Going zero waste is very, very difficult. I’d have to grow all my food or get it from no-wrap places, not use fertilizer bags or sprays, only buy things in permanent containers or compostable packaging, avoid paper products, wear the same clothes or thrift shop locally, and rip every single straw out of my 12-year old’s hand.

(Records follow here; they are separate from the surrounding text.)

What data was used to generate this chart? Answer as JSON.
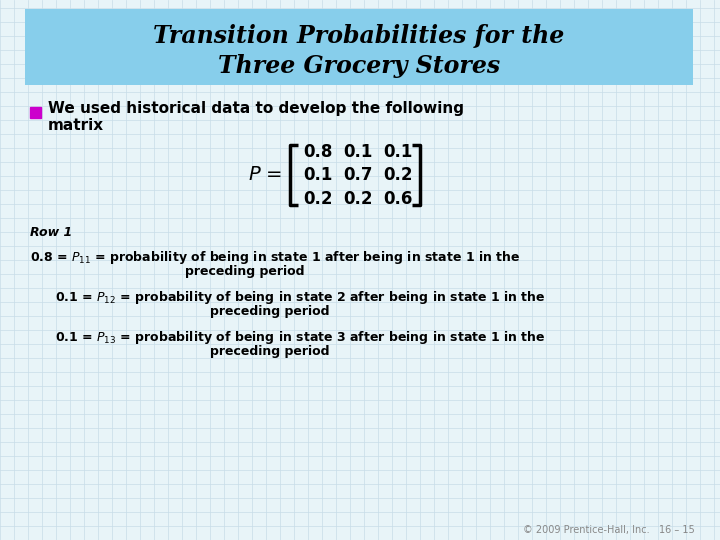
{
  "title_line1": "Transition Probabilities for the",
  "title_line2": "Three Grocery Stores",
  "title_bg_color": "#87CEEB",
  "title_font_size": 17,
  "bg_color": "#E8F4F8",
  "grid_color": "#C8DCE8",
  "bullet_color": "#CC00CC",
  "matrix": [
    [
      0.8,
      0.1,
      0.1
    ],
    [
      0.1,
      0.7,
      0.2
    ],
    [
      0.2,
      0.2,
      0.6
    ]
  ],
  "footer": "© 2009 Prentice-Hall, Inc.   16 – 15",
  "footer_color": "#888888",
  "footer_fontsize": 7
}
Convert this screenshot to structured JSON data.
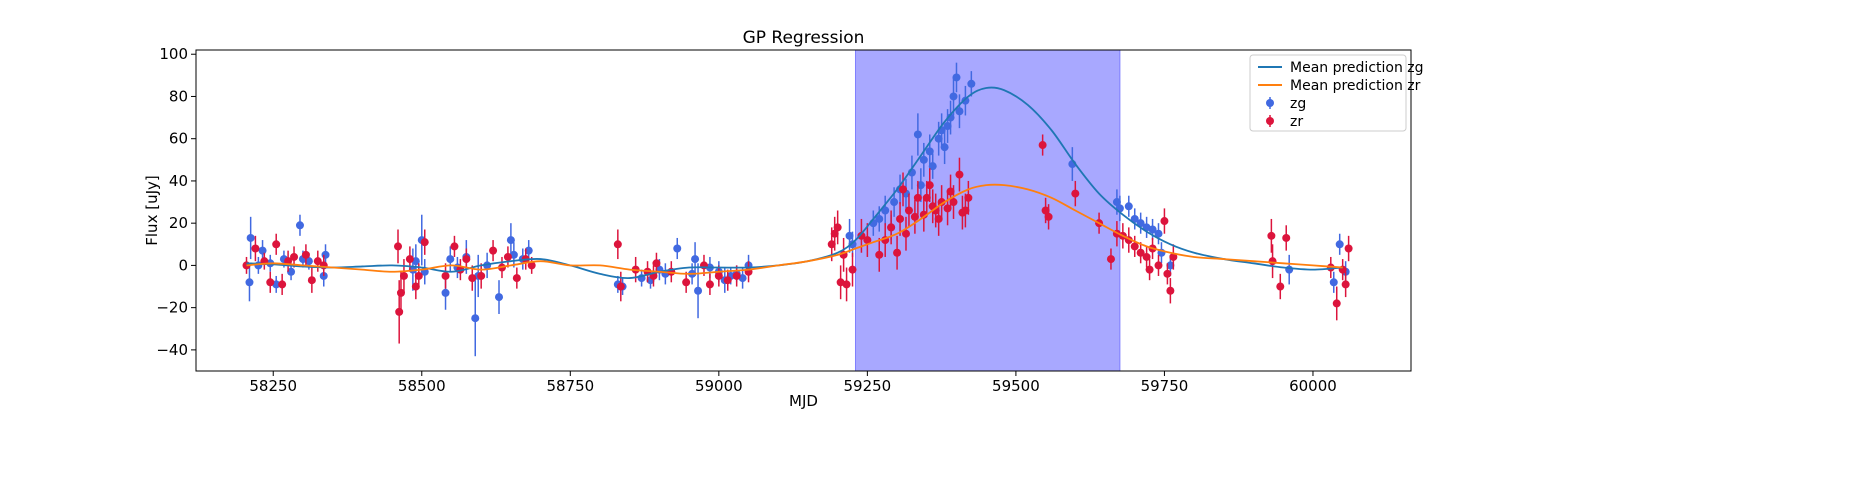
{
  "chart_data": {
    "type": "scatter",
    "title": "GP Regression",
    "xlabel": "MJD",
    "ylabel": "Flux [uJy]",
    "xlim": [
      58120,
      60165
    ],
    "ylim": [
      -50,
      102
    ],
    "xticks": [
      58250,
      58500,
      58750,
      59000,
      59250,
      59500,
      59750,
      60000
    ],
    "yticks": [
      -40,
      -20,
      0,
      20,
      40,
      60,
      80,
      100
    ],
    "grid": false,
    "legend_position": "top-right",
    "shaded_region": {
      "x_start": 59230,
      "x_end": 59675,
      "color": "#a8a8ff"
    },
    "series": [
      {
        "name": "Mean prediction zg",
        "kind": "line",
        "color": "#1f77b4",
        "x": [
          58205,
          58250,
          58300,
          58350,
          58400,
          58450,
          58500,
          58550,
          58600,
          58650,
          58700,
          58750,
          58800,
          58850,
          58900,
          58950,
          59000,
          59050,
          59100,
          59150,
          59200,
          59230,
          59260,
          59300,
          59340,
          59380,
          59420,
          59450,
          59480,
          59520,
          59560,
          59600,
          59640,
          59680,
          59720,
          59760,
          59800,
          59850,
          59900,
          59950,
          60000,
          60050
        ],
        "y": [
          1,
          0.5,
          -0.5,
          -1,
          -0.5,
          0,
          -1,
          -3,
          0,
          2,
          3,
          0,
          -4,
          -6,
          -3,
          -1,
          -1,
          -1,
          0,
          2,
          6,
          12,
          22,
          36,
          52,
          68,
          80,
          84,
          83,
          76,
          64,
          48,
          34,
          24,
          16,
          10,
          6,
          3,
          1,
          -1,
          -2,
          -1
        ]
      },
      {
        "name": "Mean prediction zr",
        "kind": "line",
        "color": "#ff7f0e",
        "x": [
          58205,
          58250,
          58300,
          58350,
          58400,
          58450,
          58500,
          58550,
          58600,
          58650,
          58700,
          58750,
          58800,
          58850,
          58900,
          58950,
          59000,
          59050,
          59100,
          59150,
          59200,
          59230,
          59260,
          59300,
          59340,
          59380,
          59420,
          59450,
          59480,
          59520,
          59560,
          59600,
          59640,
          59680,
          59720,
          59760,
          59800,
          59850,
          59900,
          59950,
          60000,
          60050
        ],
        "y": [
          0,
          1,
          0,
          -1,
          -2,
          -3,
          -2,
          0,
          -2,
          0,
          2,
          0,
          0,
          -2,
          -3,
          -4,
          -3,
          -2,
          0,
          2,
          5,
          8,
          11,
          15,
          22,
          30,
          36,
          38,
          38,
          36,
          32,
          26,
          20,
          14,
          9,
          6,
          4,
          3,
          2,
          1,
          0,
          -1
        ]
      },
      {
        "name": "zg",
        "kind": "errorbar",
        "color": "#4169e1",
        "x": [
          58210,
          58212,
          58225,
          58232,
          58245,
          58255,
          58268,
          58280,
          58295,
          58300,
          58310,
          58335,
          58338,
          58485,
          58490,
          58500,
          58505,
          58540,
          58548,
          58560,
          58575,
          58590,
          58595,
          58610,
          58630,
          58650,
          58655,
          58670,
          58680,
          58830,
          58838,
          58870,
          58885,
          58900,
          58910,
          58930,
          58955,
          58960,
          58965,
          58985,
          59000,
          59010,
          59020,
          59030,
          59040,
          59050,
          59220,
          59225,
          59260,
          59270,
          59280,
          59290,
          59295,
          59305,
          59315,
          59325,
          59335,
          59340,
          59345,
          59355,
          59360,
          59370,
          59375,
          59380,
          59385,
          59390,
          59395,
          59400,
          59405,
          59415,
          59425,
          59595,
          59670,
          59675,
          59690,
          59700,
          59710,
          59720,
          59730,
          59740,
          59745,
          59760,
          59960,
          60035,
          60045,
          60055
        ],
        "y": [
          -8,
          13,
          0,
          7,
          1,
          -9,
          3,
          -3,
          19,
          3,
          2,
          -5,
          5,
          -2,
          2,
          12,
          -3,
          -13,
          3,
          -1,
          4,
          -25,
          -5,
          0,
          -15,
          12,
          5,
          3,
          7,
          -9,
          -10,
          -6,
          -7,
          -2,
          -4,
          8,
          -4,
          3,
          -12,
          -1,
          -3,
          -7,
          -5,
          -4,
          -6,
          0,
          14,
          10,
          20,
          22,
          26,
          18,
          30,
          36,
          34,
          44,
          62,
          38,
          50,
          54,
          47,
          60,
          64,
          56,
          66,
          70,
          80,
          89,
          73,
          78,
          86,
          48,
          30,
          27,
          28,
          22,
          20,
          18,
          17,
          15,
          6,
          0,
          -2,
          -8,
          10,
          -3
        ],
        "yerr": [
          9,
          10,
          4,
          5,
          4,
          4,
          4,
          4,
          5,
          4,
          4,
          5,
          5,
          10,
          8,
          12,
          6,
          8,
          6,
          5,
          8,
          18,
          10,
          6,
          8,
          8,
          6,
          5,
          5,
          4,
          4,
          4,
          4,
          5,
          5,
          5,
          5,
          8,
          13,
          5,
          5,
          6,
          4,
          4,
          5,
          5,
          8,
          6,
          6,
          6,
          7,
          6,
          7,
          7,
          7,
          8,
          10,
          8,
          8,
          8,
          6,
          8,
          8,
          8,
          8,
          8,
          9,
          7,
          8,
          7,
          6,
          8,
          6,
          6,
          5,
          5,
          5,
          5,
          5,
          5,
          5,
          5,
          7,
          5,
          5,
          5
        ]
      },
      {
        "name": "zr",
        "kind": "errorbar",
        "color": "#dc143c",
        "x": [
          58205,
          58220,
          58235,
          58245,
          58255,
          58265,
          58275,
          58285,
          58305,
          58315,
          58325,
          58335,
          58460,
          58462,
          58465,
          58470,
          58480,
          58490,
          58495,
          58505,
          58540,
          58555,
          58565,
          58575,
          58585,
          58600,
          58620,
          58635,
          58645,
          58660,
          58675,
          58685,
          58830,
          58835,
          58860,
          58880,
          58890,
          58895,
          58920,
          58945,
          58975,
          58985,
          59000,
          59015,
          59030,
          59050,
          59190,
          59195,
          59200,
          59205,
          59210,
          59215,
          59225,
          59240,
          59250,
          59270,
          59280,
          59290,
          59300,
          59305,
          59310,
          59315,
          59320,
          59330,
          59335,
          59345,
          59350,
          59355,
          59360,
          59365,
          59370,
          59375,
          59385,
          59390,
          59395,
          59405,
          59410,
          59415,
          59420,
          59545,
          59550,
          59555,
          59600,
          59640,
          59660,
          59670,
          59680,
          59690,
          59700,
          59710,
          59720,
          59725,
          59730,
          59740,
          59750,
          59755,
          59760,
          59765,
          59930,
          59932,
          59945,
          59955,
          60030,
          60040,
          60050,
          60055,
          60060
        ],
        "y": [
          0,
          8,
          2,
          -8,
          10,
          -9,
          2,
          4,
          5,
          -7,
          2,
          0,
          9,
          -22,
          -13,
          -5,
          3,
          -10,
          -5,
          11,
          -5,
          9,
          -2,
          3,
          -6,
          -5,
          7,
          -1,
          4,
          -6,
          3,
          0,
          10,
          -10,
          -2,
          -3,
          -5,
          1,
          -3,
          -8,
          0,
          -9,
          -5,
          -7,
          -5,
          -3,
          10,
          15,
          18,
          -8,
          5,
          -9,
          -2,
          14,
          12,
          5,
          12,
          18,
          6,
          22,
          36,
          15,
          26,
          23,
          32,
          24,
          32,
          38,
          28,
          26,
          22,
          30,
          27,
          35,
          30,
          43,
          25,
          26,
          32,
          57,
          26,
          23,
          34,
          20,
          3,
          15,
          14,
          12,
          9,
          6,
          4,
          -2,
          8,
          0,
          21,
          -4,
          -12,
          4,
          14,
          2,
          -10,
          13,
          -1,
          -18,
          -2,
          -9,
          8
        ],
        "yerr": [
          4,
          6,
          4,
          5,
          5,
          5,
          5,
          5,
          5,
          6,
          5,
          5,
          8,
          15,
          10,
          8,
          6,
          6,
          6,
          6,
          6,
          5,
          5,
          5,
          6,
          6,
          5,
          5,
          5,
          5,
          5,
          4,
          7,
          7,
          6,
          5,
          5,
          5,
          5,
          5,
          5,
          5,
          5,
          5,
          5,
          5,
          8,
          8,
          8,
          8,
          8,
          8,
          8,
          8,
          8,
          8,
          8,
          8,
          8,
          8,
          8,
          8,
          8,
          8,
          8,
          8,
          8,
          8,
          8,
          8,
          8,
          8,
          8,
          8,
          8,
          8,
          8,
          8,
          8,
          5,
          6,
          6,
          6,
          5,
          5,
          6,
          6,
          6,
          5,
          5,
          5,
          5,
          5,
          5,
          6,
          5,
          6,
          6,
          8,
          8,
          6,
          6,
          5,
          8,
          5,
          6,
          6
        ]
      }
    ]
  }
}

But there are things I can do…

  • look for things in my local “buy nothing” group before I go shopping
  • shop on Poshmark or thrift instead of buying new clothes.
  • shop at farms or grow things–no packaging there.
  • cook from scratch–even though technically ingredients have packaging, it’s less. For example, I have a milk jug from buying milk, but I don’t have all the little yogurt plastics since I make my own. Every little bit helps!

That’s what the Poser Homestead philosophy is all about–do the next great thing every day.

There are people out there that never do a single thing. I’m doing what I can, and tomorrow, I’ll do a little more by doing these simple things:

Analyze,” and “act.”

  1. Analyze my daily routine and note where you could pick a zero-waste option.
  2. Act on that, one thing at a time.

How do I approach zero waste without being insane?

For each thing I use and do, I pause. I ask myself, “Is this the lowest waste option I can realistically use? If no, I change my ways. If “yes,” (I need coffee and it comes in a bag. It’s that simple), I don’t feel guilty.

“Realistically” includes budget, too. Some zero-waste “environmental” options are unaffordable for the average person. There are companies with reusable containers that ship you refilled product–but it’s out of reach for the average budget.

Do what you can, one layer of the onion at a time. That’s my plan these days. I’ll update this and let you know how far I get. I may not get to be zero waste like the pros, but I’ll put a dent in my waste, I promise!